This design is Very similar to the Poppin hot air engine I built. I am no expert, but I will share a few pointers.
First, these engines are quite low power, so Anything you can do to make them spin freely is benifical!
I see a drip oiler on this unit, some use mineral oil or similar...but I have found dry graphite to work better IMHO...if there is old burnt oil residue inside the cyl it "could" be part of the problem. I might suggest removing the head and piston and give a good cleaning, then I lube the bore and piston with pencil graphite, I like pencil because you can "color" the bore verse graphite powder sometimes has larger particles that can be a problem...really high grade graphite is finer than bread flour with no large particles and if you have that, then fine to use. Next reinstall piston and spin the flywheel, it should coast several times around with no head to make compression...if it does not? Investigate why.
If all is well, clean and install head.
Perhaps stone or Flat polish the valve you made on fine sandpaper and flat surface, (side that touches head)the polish will remove burrs and high spots and the polish marks will tell you if it really is flat. Also inspect the head where the valve rubs and flat polish on fine sandpaper if needed.
There probably is some adjustment on the jam nuts that hold the slide valve on, the slide valve should have light spring tension but not so much as to pull the valve away from the head on one side.
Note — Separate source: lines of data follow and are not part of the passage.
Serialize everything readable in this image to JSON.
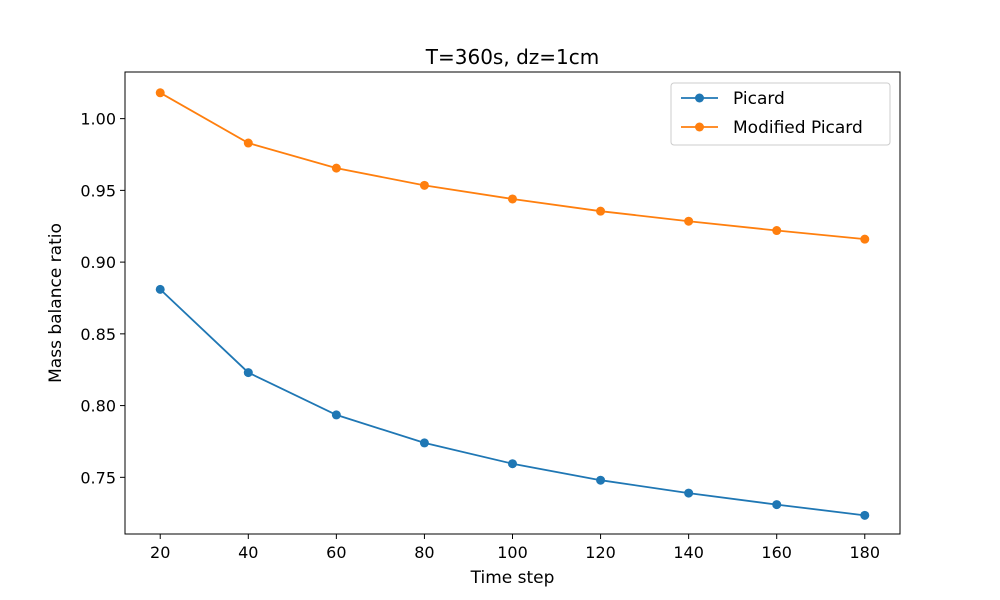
{
  "chart_data": {
    "type": "line",
    "title": "T=360s, dz=1cm",
    "xlabel": "Time step",
    "ylabel": "Mass balance ratio",
    "x": [
      20,
      40,
      60,
      80,
      100,
      120,
      140,
      160,
      180
    ],
    "xlim": [
      12,
      188
    ],
    "ylim": [
      0.7105,
      1.0325
    ],
    "xticks": [
      20,
      40,
      60,
      80,
      100,
      120,
      140,
      160,
      180
    ],
    "yticks": [
      0.75,
      0.8,
      0.85,
      0.9,
      0.95,
      1.0
    ],
    "ytick_labels": [
      "0.75",
      "0.80",
      "0.85",
      "0.90",
      "0.95",
      "1.00"
    ],
    "grid": false,
    "legend_position": "top-right",
    "series": [
      {
        "name": "Picard",
        "color": "#1f77b4",
        "marker": "circle",
        "values": [
          0.881,
          0.823,
          0.7935,
          0.774,
          0.7595,
          0.748,
          0.739,
          0.731,
          0.7235
        ]
      },
      {
        "name": "Modified Picard",
        "color": "#ff7f0e",
        "marker": "circle",
        "values": [
          1.018,
          0.983,
          0.9655,
          0.9535,
          0.944,
          0.9355,
          0.9285,
          0.922,
          0.916
        ]
      }
    ]
  }
}
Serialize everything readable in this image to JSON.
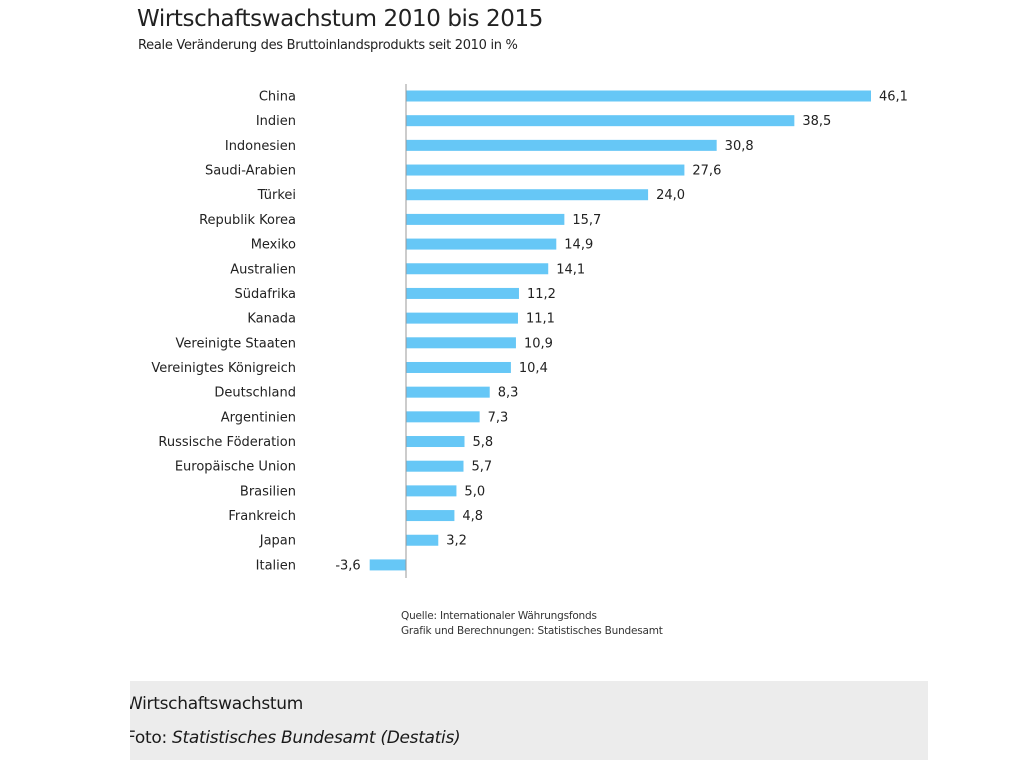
{
  "colors": {
    "bar": "#66c7f6",
    "axis": "#9a9a9a",
    "text": "#222222",
    "caption_background": "#ececec"
  },
  "chart_data": {
    "type": "bar",
    "orientation": "horizontal",
    "title": "Wirtschaftswachstum 2010 bis 2015",
    "subtitle": "Reale Veränderung des Bruttoinlandsprodukts seit 2010 in %",
    "categories": [
      "China",
      "Indien",
      "Indonesien",
      "Saudi-Arabien",
      "Türkei",
      "Republik Korea",
      "Mexiko",
      "Australien",
      "Südafrika",
      "Kanada",
      "Vereinigte Staaten",
      "Vereinigtes Königreich",
      "Deutschland",
      "Argentinien",
      "Russische Föderation",
      "Europäische Union",
      "Brasilien",
      "Frankreich",
      "Japan",
      "Italien"
    ],
    "values": [
      46.1,
      38.5,
      30.8,
      27.6,
      24.0,
      15.7,
      14.9,
      14.1,
      11.2,
      11.1,
      10.9,
      10.4,
      8.3,
      7.3,
      5.8,
      5.7,
      5.0,
      4.8,
      3.2,
      -3.6
    ],
    "value_labels": [
      "46,1",
      "38,5",
      "30,8",
      "27,6",
      "24,0",
      "15,7",
      "14,9",
      "14,1",
      "11,2",
      "11,1",
      "10,9",
      "10,4",
      "8,3",
      "7,3",
      "5,8",
      "5,7",
      "5,0",
      "4,8",
      "3,2",
      "-3,6"
    ],
    "xlabel": "",
    "ylabel": "",
    "xlim": [
      -3.6,
      46.1
    ],
    "grid": false,
    "legend": "none"
  },
  "source": {
    "line1": "Quelle: Internationaler Währungsfonds",
    "line2": "Grafik und Berechnungen: Statistisches Bundesamt"
  },
  "caption": {
    "title": "Wirtschaftswachstum",
    "credit_prefix": "Foto: ",
    "credit_source": "Statistisches Bundesamt (Destatis)"
  }
}
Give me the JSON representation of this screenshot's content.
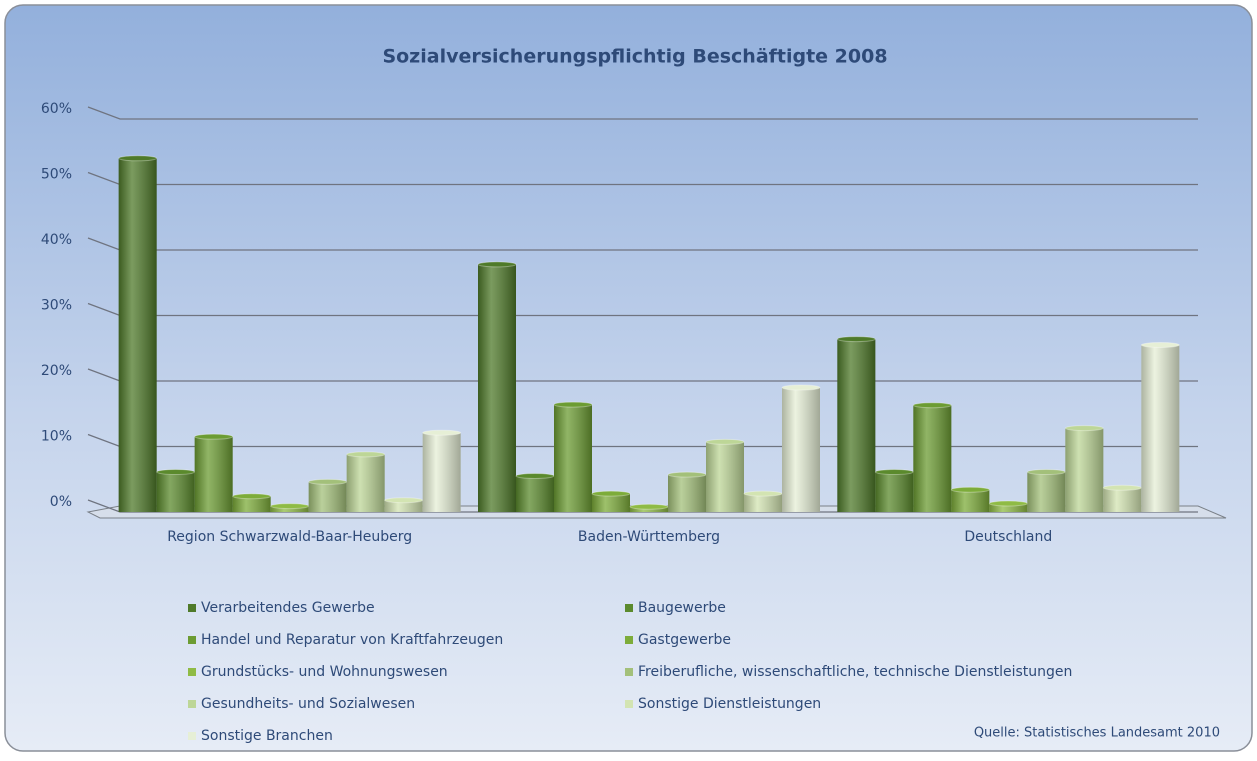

It must sit flat and seal.
If you get this far, check that the valve is completely uncover the hole on down stroke and completely cover the hole on the up stroke.
Oil the crank and piston wrist pin, now completely assembled you should feel a bit of compression or vacuum resistance when spinning the flywheel by hand if your valve is working and the timing is correct.
Try it with 100% Alcohol if you can get it? Rubbing alcohol contains water and you don't really want water in your bore.
Let's us know how it goes? If the engine try's a little but still does not run, perhaps you could post a video and we can offer more suggestions...good luck!... Little improvements count here
PS: I find thinner valve stock is best, these slide valves do leak some and so the engine runs on vacuum but a leaky slide valve may let in enough (cool) air that the engine makes a little compression near the top dead center if to much air got in cyl....the thin valve stock can flex away from head to release any positive pressure but snap back to seal for vacuum air next cycle. We want only very hot and very dry air to be drawn in when the valve is open, then as little leaking as possible when the valve covers the hole.